Tuesday, July 16, 2019

Lean Manufacturing "visual management"


VISUAL MANAGEMENT

Dengan lebih banyak tantangan dalam persaingan di seluruh dunia, industri manufaktur perlu lebih aktif untuk memberikan kinerja dan komitmen tingkat tinggi. Untuk memenangkan persaingan melalui kepuasan pelanggan yang lebih banyak, perusahaan manufaktur harus memilih tidak hanya sumber daya manusia dengan keterampilan tinggi, teknologi terbaru tetapi juga memiliki strategi optimisasi manufaktur yang andal dan modern. Alat lean manufacturing telah banyak digunakan oleh perusahaan manufaktur untuk mencapai tujuan tersebut
Visual merupakan segala sesuatu yang dapt dilihat oleh setiap orang dan berfungsi untuk menyampaikan informasi tanpa harus menggunakan komputer ataupun tanpa harus berbicara kepada orang lain. Secara luas pengertian visual yang dijadikan sebagai management informasi harus memiliki goal atau tujuan, yaitu kemampuan untuk memahami situasi pada area tertentu dan dimanapun termasuk di manufacturing sekalipun dalam hitungan tidak lebih dari 5 menit seseorang yang melihat situasi tersebut sudah memahami kondisi yang terjadi.
Jadi dalam pembuatan visual sangatlah dibutuhkan kemampuan seseorang untuk dapat mengerti standar visual yang berlaku serta hal-hal yang dapat mempermudah seseorang yang melihat visual tersebut untuk tidak membuang waktu, baik itu dalam mendapatkan informasi maupun menemukan sesuatu. Adalah sangat penting bagi kita untuk menjadikan area kerja kita secara simple dan tervisualisasi, karena dengan visual tersebut setiap karywan diharapkan akan mengerti situasi yang terjadi pada area tempat dia berada dan visual ini harus mengena dan mudah dimengerti termasuk kepada orang yang tidak familier dengan area tersebut.
Visual merupakan management yang lebih baik dan lebih cepat dari kecepatan cahaya, karena melalui visual ini memberikan kesempatan kepada setiap karyawan dalam melihat serta memperbaiki sebuah kondisi sebelum hal tersebut menjadi sebuah permasalahan. Jadi visual bisa dikatakan sebagai management terbaik yang HARUS digunakan baik itu di manufacturing ataupun organisasi lainnya dibandingkan hanya sebatas statistik dan laporan saja.

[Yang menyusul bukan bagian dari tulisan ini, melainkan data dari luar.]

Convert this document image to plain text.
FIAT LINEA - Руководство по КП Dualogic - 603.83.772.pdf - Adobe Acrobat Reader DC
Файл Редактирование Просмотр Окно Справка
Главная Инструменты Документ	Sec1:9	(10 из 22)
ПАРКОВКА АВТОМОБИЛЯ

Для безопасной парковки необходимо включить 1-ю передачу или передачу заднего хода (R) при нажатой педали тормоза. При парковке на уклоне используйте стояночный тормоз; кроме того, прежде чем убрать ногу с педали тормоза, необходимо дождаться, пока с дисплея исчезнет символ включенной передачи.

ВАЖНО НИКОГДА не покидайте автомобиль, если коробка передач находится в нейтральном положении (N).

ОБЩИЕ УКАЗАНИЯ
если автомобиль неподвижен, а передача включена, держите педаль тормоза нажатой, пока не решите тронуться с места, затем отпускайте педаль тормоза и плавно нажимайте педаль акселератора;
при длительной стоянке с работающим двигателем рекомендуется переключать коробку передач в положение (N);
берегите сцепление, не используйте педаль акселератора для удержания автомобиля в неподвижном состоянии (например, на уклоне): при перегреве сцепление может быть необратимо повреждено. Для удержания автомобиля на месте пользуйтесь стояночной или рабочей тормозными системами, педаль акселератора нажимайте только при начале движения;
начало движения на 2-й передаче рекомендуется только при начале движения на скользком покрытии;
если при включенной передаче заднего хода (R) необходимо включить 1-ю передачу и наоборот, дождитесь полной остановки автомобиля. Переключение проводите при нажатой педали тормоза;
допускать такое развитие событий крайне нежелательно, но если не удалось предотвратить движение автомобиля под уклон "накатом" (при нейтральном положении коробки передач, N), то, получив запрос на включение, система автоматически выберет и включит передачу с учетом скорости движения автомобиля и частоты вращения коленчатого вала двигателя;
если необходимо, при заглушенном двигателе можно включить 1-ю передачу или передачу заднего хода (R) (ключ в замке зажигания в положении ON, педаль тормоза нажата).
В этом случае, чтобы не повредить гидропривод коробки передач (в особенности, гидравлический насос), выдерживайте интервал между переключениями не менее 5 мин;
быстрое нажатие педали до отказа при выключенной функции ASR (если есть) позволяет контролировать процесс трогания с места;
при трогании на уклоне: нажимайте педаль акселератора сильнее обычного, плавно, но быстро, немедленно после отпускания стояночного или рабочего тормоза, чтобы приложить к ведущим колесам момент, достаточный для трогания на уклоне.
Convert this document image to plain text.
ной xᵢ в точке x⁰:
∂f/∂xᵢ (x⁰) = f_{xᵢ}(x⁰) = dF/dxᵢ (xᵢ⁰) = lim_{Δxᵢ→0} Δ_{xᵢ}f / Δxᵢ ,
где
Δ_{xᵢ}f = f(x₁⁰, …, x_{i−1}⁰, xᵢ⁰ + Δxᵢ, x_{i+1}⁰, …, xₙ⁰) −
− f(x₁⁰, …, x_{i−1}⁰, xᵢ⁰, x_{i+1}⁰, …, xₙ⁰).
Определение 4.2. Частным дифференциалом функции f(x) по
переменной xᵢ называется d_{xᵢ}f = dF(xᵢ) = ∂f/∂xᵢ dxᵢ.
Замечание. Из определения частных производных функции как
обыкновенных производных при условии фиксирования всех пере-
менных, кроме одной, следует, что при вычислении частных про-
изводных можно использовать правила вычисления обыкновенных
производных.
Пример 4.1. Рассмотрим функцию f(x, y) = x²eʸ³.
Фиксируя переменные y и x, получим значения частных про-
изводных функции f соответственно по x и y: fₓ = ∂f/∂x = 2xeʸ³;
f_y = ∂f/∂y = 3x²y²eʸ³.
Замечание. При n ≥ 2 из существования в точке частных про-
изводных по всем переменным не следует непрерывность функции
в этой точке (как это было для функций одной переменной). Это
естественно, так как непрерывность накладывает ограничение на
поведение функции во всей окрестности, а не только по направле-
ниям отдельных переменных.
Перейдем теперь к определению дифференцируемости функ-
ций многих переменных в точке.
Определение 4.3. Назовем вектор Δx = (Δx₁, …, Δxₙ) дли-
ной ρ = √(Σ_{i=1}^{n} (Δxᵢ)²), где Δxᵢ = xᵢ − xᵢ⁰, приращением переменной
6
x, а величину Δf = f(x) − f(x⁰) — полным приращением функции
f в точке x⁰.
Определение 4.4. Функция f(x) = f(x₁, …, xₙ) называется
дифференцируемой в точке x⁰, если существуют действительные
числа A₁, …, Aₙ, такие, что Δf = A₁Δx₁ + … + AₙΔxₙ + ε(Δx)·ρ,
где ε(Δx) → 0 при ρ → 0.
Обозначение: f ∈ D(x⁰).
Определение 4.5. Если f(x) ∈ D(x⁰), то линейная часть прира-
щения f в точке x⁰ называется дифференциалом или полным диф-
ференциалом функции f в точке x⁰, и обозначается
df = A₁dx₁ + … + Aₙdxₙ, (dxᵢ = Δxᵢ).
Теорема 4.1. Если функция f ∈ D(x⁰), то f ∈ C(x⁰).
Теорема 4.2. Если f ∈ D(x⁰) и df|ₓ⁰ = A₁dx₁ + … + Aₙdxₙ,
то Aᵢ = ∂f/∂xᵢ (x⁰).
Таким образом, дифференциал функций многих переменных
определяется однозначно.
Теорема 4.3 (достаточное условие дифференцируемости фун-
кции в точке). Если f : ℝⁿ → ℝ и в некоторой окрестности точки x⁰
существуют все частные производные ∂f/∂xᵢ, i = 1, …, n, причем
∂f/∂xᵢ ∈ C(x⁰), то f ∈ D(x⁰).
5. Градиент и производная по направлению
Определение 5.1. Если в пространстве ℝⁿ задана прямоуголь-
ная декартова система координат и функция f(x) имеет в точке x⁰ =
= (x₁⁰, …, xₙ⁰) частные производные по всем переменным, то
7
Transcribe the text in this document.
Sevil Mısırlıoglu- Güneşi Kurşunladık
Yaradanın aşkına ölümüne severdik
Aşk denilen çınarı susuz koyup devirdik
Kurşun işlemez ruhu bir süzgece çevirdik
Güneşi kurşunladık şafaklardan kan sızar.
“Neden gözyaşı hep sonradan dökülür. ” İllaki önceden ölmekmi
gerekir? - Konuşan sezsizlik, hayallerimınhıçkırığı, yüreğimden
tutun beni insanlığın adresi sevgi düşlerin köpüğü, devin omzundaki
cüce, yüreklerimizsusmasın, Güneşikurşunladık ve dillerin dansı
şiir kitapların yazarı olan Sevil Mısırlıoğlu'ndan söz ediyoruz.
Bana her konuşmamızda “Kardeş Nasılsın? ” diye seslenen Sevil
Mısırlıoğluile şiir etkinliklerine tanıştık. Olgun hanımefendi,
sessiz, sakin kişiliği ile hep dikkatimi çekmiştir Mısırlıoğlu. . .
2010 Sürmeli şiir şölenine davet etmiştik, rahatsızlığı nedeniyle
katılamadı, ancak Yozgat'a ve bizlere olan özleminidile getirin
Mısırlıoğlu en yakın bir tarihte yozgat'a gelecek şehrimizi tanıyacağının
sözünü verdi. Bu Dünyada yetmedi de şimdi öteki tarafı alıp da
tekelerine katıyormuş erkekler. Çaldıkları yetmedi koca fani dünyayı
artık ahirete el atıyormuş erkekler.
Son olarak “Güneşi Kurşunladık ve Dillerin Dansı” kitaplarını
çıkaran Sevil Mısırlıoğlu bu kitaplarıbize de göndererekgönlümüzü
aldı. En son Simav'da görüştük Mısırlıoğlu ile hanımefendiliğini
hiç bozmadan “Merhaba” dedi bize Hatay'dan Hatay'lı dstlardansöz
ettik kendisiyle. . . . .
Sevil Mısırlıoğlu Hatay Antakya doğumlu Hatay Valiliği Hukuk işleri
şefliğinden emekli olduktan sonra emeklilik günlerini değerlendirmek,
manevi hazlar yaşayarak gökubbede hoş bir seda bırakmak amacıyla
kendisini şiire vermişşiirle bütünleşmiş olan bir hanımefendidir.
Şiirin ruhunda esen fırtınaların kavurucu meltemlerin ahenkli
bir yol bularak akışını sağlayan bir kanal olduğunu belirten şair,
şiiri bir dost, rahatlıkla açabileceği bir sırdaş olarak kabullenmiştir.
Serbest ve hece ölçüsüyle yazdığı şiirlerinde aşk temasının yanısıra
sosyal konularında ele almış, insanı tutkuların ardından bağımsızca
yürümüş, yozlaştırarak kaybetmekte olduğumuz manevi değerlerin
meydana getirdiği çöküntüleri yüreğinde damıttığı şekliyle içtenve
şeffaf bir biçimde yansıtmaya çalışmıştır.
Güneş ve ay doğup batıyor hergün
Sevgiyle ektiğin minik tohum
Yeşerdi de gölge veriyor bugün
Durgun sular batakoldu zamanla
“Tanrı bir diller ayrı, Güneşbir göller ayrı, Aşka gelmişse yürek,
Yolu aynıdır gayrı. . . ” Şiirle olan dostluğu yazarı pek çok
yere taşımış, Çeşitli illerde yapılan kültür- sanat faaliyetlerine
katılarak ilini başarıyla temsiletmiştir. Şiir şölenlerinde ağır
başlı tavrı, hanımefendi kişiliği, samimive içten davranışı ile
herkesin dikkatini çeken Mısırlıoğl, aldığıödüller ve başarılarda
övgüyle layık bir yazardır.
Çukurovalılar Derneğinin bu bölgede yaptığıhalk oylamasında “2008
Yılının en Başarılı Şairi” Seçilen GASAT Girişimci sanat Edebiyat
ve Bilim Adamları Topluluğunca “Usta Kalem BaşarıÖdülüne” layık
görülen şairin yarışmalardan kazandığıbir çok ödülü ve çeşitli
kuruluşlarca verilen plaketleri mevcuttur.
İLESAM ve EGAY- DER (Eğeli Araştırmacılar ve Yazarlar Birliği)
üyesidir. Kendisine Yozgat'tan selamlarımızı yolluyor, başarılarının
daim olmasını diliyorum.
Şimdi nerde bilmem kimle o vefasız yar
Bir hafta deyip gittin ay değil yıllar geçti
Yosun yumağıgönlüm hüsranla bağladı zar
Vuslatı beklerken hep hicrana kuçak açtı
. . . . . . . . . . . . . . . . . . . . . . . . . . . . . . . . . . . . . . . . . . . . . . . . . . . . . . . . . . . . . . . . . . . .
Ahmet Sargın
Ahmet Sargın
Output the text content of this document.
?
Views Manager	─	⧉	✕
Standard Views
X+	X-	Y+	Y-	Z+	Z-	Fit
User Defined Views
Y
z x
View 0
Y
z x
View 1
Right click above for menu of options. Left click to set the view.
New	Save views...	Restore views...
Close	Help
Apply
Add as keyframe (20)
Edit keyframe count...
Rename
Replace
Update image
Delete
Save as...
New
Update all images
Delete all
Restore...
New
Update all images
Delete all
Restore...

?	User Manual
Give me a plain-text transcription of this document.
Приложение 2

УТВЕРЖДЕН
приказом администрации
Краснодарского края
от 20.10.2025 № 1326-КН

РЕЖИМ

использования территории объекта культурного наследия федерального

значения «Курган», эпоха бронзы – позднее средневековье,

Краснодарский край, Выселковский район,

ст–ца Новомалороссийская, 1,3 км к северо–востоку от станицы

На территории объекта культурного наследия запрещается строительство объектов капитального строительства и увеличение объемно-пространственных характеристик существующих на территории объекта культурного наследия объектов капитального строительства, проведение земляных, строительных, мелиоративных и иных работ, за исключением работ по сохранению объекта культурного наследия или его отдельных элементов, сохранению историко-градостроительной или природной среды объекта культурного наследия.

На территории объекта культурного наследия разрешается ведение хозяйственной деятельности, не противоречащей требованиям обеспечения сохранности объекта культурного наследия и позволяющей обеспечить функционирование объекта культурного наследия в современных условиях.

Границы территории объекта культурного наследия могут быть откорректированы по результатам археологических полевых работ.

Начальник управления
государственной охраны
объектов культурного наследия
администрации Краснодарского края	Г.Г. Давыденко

·           Elemen Visual Management
Adapun elemen-eleman dari visual tersebut kita bisa bagi menjadi 3 elemen yaitu:
1.         Elemen pondasi awal, 5S atau 5R. 5S atau umum di manufacturing di sebut dengan 5R merupakan pondasi awal dari visual management, tanpa 5R atau 5S maka kita tidak bisa melakukan sebuah perbaikan secara berkelanjutan. Perlu diketahui bahwa visual management adalah pondasi dari semua komunikasi ataupun informasi dan standar, dan hal ini bisa di dapat dari praktek 5R atau 5S. Dengan diberlakukannya 5R atau 5S ini maka linkungan kerja sudah pasti bersih, tertata, aman dan dipastikan memiliki self-maintaining, jadi tidak akan ada extra karena hanya ada sesuatu yang dibutuhkan di area kerja. Short -  Ringkas. Ringkas yaitu aktivitas menyingkirkan semua barang yang tidak diperlukan. Intinya di area kerja hanya terdapat sesuatu yang diperlukan atau dibutuhkan. Set in order - Rapi. Rapi maksudnya segala sesuatu harus diletakkan sesuai posisi yang ditetapkan sehingga siap digunakan pada saat dibutuhkan. Shine - Resik. Resik yaitu kegiatan membersihkan peralatan dan daerah kerja sehingga segala peralatan kerja tetap terjaga dalam kondisi yang baik. (seiketsu) - standardize - Rawat. Maksud Rawat yaitu kegiatan menjaga kebersihan pribadi sekaligus mematuhi ketiga tahap sebelumnya.
2.      Elemen kedua, Visual display
Setelah elemen pondasi diimplementasikan, maka kita akan menjadikan pondasi tersebut sebagai acuan dalam sebuah tampilan atau sebagai visual display. Tujuan dari visual display tidak lain sebagai alat berbagi informasi kepada semua orang yang berada pada area tersebut yang di haruskan setiap orang memahami arti yang ditampilkan melalui visual tersebut.
Elemen ketiga, Visual control
3.         Elemen ketiga ini merupakan elemen pengerucutan dari elemen pondasi dan elemen visual display. Pada eleme ini kita bisa melakukan perbaikan ketika kita menemukan bahwa visual display yang dilihat sudah tidak bisa diberlakukan lagi akan tetapi perlu adanya perubahaan dari visual display atau standar yang telah ada.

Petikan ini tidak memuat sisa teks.